Rolf wrote:Steve B wrote:tiger wrote:
More specifically, the evidence is posted to show that a work derived from GPL'ed source code has been published as closed source, when the spirit of the GPL licence under which the original work was published is to always allow the source code to be kept open and shared. It is not only against the spirit, it is also explicitely forbidden by the GPL licence, which is the licence the author of the original work has chosen.
// Christophe
let us suppose for discussion purposes that engine B(a closed commercially sold product) is derived from Engine A which is an open program released under the GPL Licence
what recourse is there and to whom can this charge be directed ?
must the author of Engine A make the charge?
can others make the claim for him?
suppose author A no longer cares about his work or is deceased?
can Author A give private permission to author B to continue his work commercially?
i am asking because i do not know if there is any group or persons responsible to insure that GPL licenses are respected
if there is no one to register a complaint with,, then all we have here .. in my hypothetical example ..is a violation of the Spirit of a licence with no legal recourse..
other then universal condemnation from other programmers in public and private forums ..it would seem that in this case.. one is free to take for his own, the work of others and sell it in the open market
again i am posing a hypothetical question ..a worst case scenario
Steve
If this community would know what you mean with hypothetical then the whole campaign against Vas wouldnt exist. Because just for you we are all talking in such a hypothetical manner. If someone concludes something as factual then he must be wrong.
In the moment a commercial one is being hurt in his financial regard you will be able to watch what happens in legal terms. If a really successful commercial one would participate in the actual campaign against Vas and it had consequences of the described manner then you could watch again what happens.
You are assuming too much. For example, would you file suit against someone that was making a claim that hurt you, if you_knew_ that the claim was true? Because to file the suit, you have to make a sworn statement that the claim is false in order to seek damages. And if the claim is later proven true, you just committed perjury and are now looking at prison time rather than seeking financial redress from someone else. The sword of justice cuts both ways so caution is required.
But actually, Steve, let's get this straight, if people attack Vas who have allegedly either cheated the community with proven wrongs or who allegedly have done so, I can only name what I've read here from reliable sources, or if comes from really young talents with no business to offer in the gamble, then of course that has no impact at all other than a waste of bandwith and a destruction of friendship bonds, which seems to mean not so much for some - in the short run, but they obviously miss the long-term effects.
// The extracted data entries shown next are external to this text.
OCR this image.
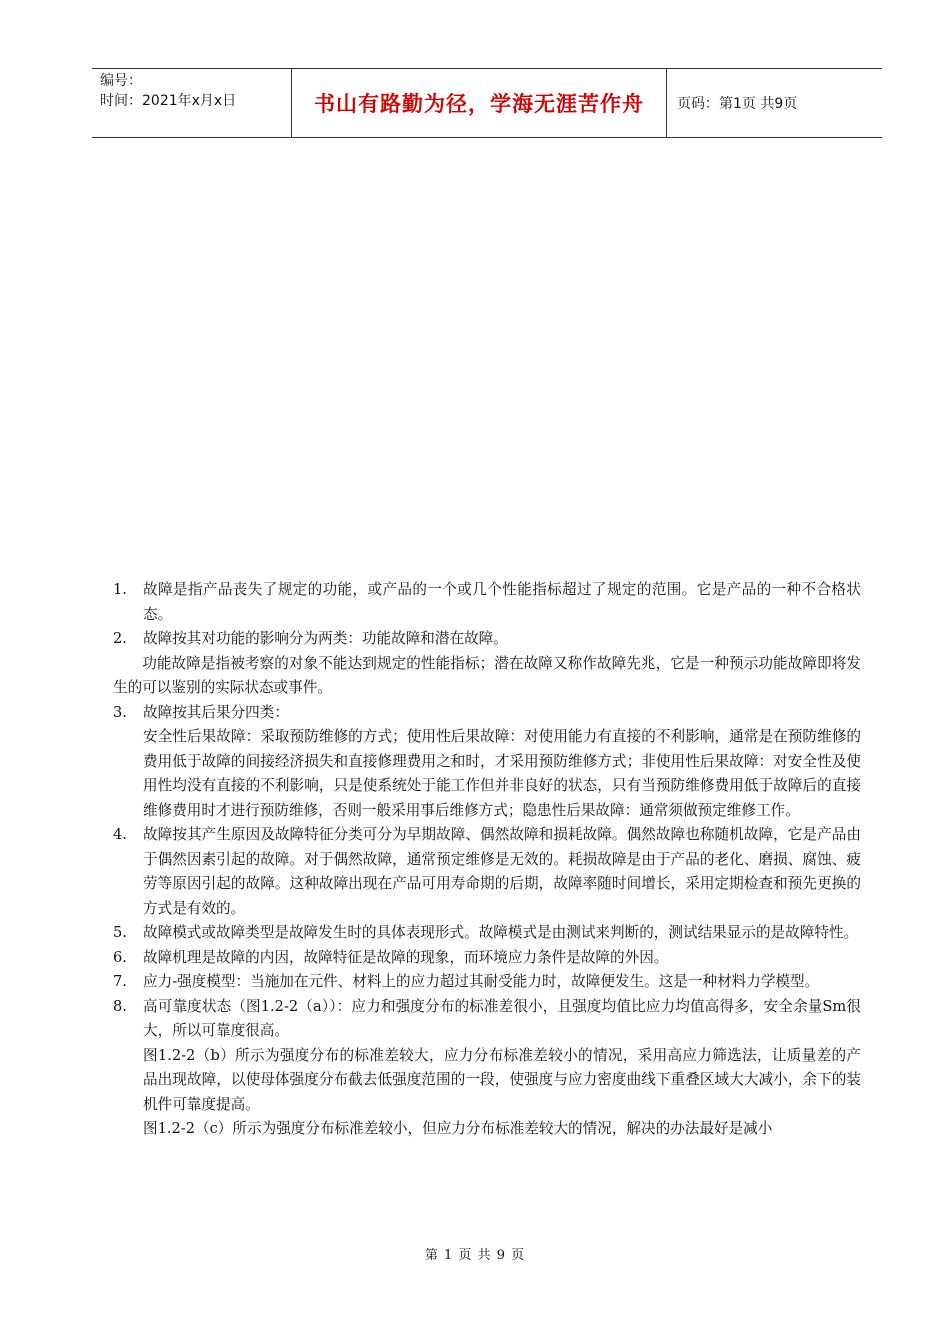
编号：
时间：2021年x月x日	书山有路勤为径，学海无涯苦作舟	页码：第1页 共9页
1.	故障是指产品丧失了规定的功能，或产品的一个或几个性能指标超过了规定的范围。它是产品的一种不合格状态。
2.	故障按其对功能的影响分为两类：功能故障和潜在故障。
功能故障是指被考察的对象不能达到规定的性能指标；潜在故障又称作故障先兆，它是一种预示功能故障即将发生的可以鉴别的实际状态或事件。
3.	故障按其后果分四类：
安全性后果故障：采取预防维修的方式；使用性后果故障：对使用能力有直接的不利影响，通常是在预防维修的费用低于故障的间接经济损失和直接修理费用之和时，才采用预防维修方式；非使用性后果故障：对安全性及使用性均没有直接的不利影响，只是使系统处于能工作但并非良好的状态，只有当预防维修费用低于故障后的直接维修费用时才进行预防维修，否则一般采用事后维修方式；隐患性后果故障：通常须做预定维修工作。
4.	故障按其产生原因及故障特征分类可分为早期故障、偶然故障和损耗故障。偶然故障也称随机故障，它是产品由于偶然因素引起的故障。对于偶然故障，通常预定维修是无效的。耗损故障是由于产品的老化、磨损、腐蚀、疲劳等原因引起的故障。这种故障出现在产品可用寿命期的后期，故障率随时间增长，采用定期检查和预先更换的方式是有效的。
5.	故障模式或故障类型是故障发生时的具体表现形式。故障模式是由测试来判断的，测试结果显示的是故障特性。
6.	故障机理是故障的内因，故障特征是故障的现象，而环境应力条件是故障的外因。
7.	应力-强度模型：当施加在元件、材料上的应力超过其耐受能力时，故障便发生。这是一种材料力学模型。
8.	高可靠度状态（图1.2-2（a））：应力和强度分布的标准差很小，且强度均值比应力均值高得多，安全余量Sm很大，所以可靠度很高。
图1.2-2（b）所示为强度分布的标准差较大，应力分布标准差较小的情况，采用高应力筛选法，让质量差的产品出现故障，以使母体强度分布截去低强度范围的一段，使强度与应力密度曲线下重叠区域大大减小，余下的装机件可靠度提高。
图1.2-2（c）所示为强度分布标准差较小，但应力分布标准差较大的情况，解决的办法最好是减小
第 1 页 共 9 页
Steve, therefore I use the term campaign which says it all. If the "other" side against Vas had watertight proof there wouldnt be a campaign but a court case to talk about.
Again, wrong assumption. To file a court case is not "free". Anybody here willing to spend a couple of grand to file such a case when there is really nothing to be gained? I could not do so as the first question the judge would ask is "how did this damage you and what are you seeking for compensation?"
So don't bandy the words "court case" about as though it is a trivial thing. It costs real money, takes real time, and except for another commercial entity, it would be difficult to prove how you were damaged. A commercial author could certainly make a case for that, but not those of us that are open-source or non-commercial but private.
You must not invent campaigns if something is proven beyond reasonable doubts. If you dont have such proof and dont want to tell or to admit it, then you cant use the "hypothetical" notion all the time because that would rather weaken your propaganda.
I quote by heart what George had written so clear and convincable:
in such a case you must decide if you have enough proof for a court trial but then you should go for it but if you have doubts and not enough in your hands you shouldnt go for smear acts after the antique motto "semper aliquid haeret". In this case people have made their decision, because those who are actively against Vas have no proof but much free energy for campaigns.
There is a middle ground. Followed by newspaper reporters every day. They are simply trying to write articles that expose the truth. You don't see reporters finding wrongdoing, then writing about it, then filing court cases, since they are not an "interested party" that was damaged. Court cases often follow such articles when law enforcement gets involved when there is wrongdoing. But here, it seems (to me as I read this stuff) that there is simply a "search for the truth" just as there was for all the other past copies of my program and many others. I certainly proved that several programs were absolute copies of Crafty, but I didn't file any court cases. What would be to gain?
The legal issues are beside the point to most. The truth is what they seem to be looking for. And there's nothing wrong with that.
The only thing I see that's wrong is all the technically incompetents that keep weighing in on technical issues without having a single clue about what is _really_ being discussed.